Нельзя было назвать это чувством насыщения, или тем более тяжестью в желудке, да и откуда взяться желудку, если ощущаешь себя, скорее как плавающий в непонятной, газообразной среде мозг, который к тому же не имеет плоти, а состоит из одних нейронов и ментальных импульсов. Скорее я получил моральное удовлетворение от выигрыша в этой партии и еще, конечно же, опыт в моем первом ментальном поединке. Кроме этого, у меня пропал даже малейший намек на усталость, или если быть точнее, на начинающееся ментальное истощение. Я был бодр, свеж и морально заряжен на дальнейшие исследования своей новой среды обитания. Чужие воспоминания, которые я поглотил, еще требовалось изучить, рассортировать и классифицировать, чтобы, прежде всего, понять, что из них у Авраама случилось ныне, а что является воспоминаниями из его далекого прошлого.

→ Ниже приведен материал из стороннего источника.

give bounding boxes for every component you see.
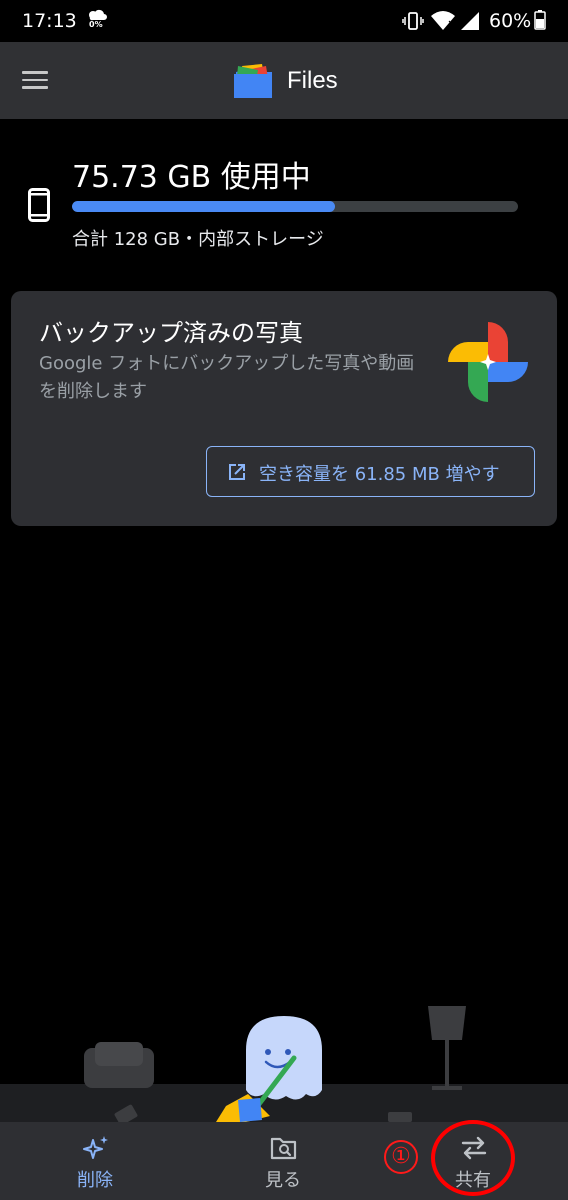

Впервые, кроме исследовательских монотонных блужданий, у меня появились какие-то, пусть крохотные, но цели и задачи. Я получил свой первый боевой опыт, и теперь мне требовалось разобраться с добычей и настроить, а в идеале и развить, свои первые, обретенные здесь способы защиты и нападения. А это уже внушало определенный оптимизм, потому что нет ничего хуже полной неопределенности, ожидания того, чтобы случилось хотя бы что-нибудь, или еще того хуже – упаднических настроений, когда абсолютно, день за днем, у тебя в жизни ничего не происходит.

Глава 4. Дилемма.


Несколько следующих дней прошли в поисках и исследованиях зданий, конструкций и промышленных построек. Как оказалось, тот корпус, где я встретил Авраама, было первым в череде похожих. Судя по всему, этот квартал был когда-то промышленной зоной. Я пытался отыскать в нем хоть что-нибудь, что дало бы мне ответ, насколько давно здесь уже так тихо и пустынно. Мои воспоминания не давали мне точки отсчета. Они могли показывать мне прошлое как десятилетней, так и тысячелетней истории. У меня не было понимания, какой сейчас год, но даже если бы мне кто-нибудь назвал точную цифру, я все равно не помнил, в каком столетии жил раньше.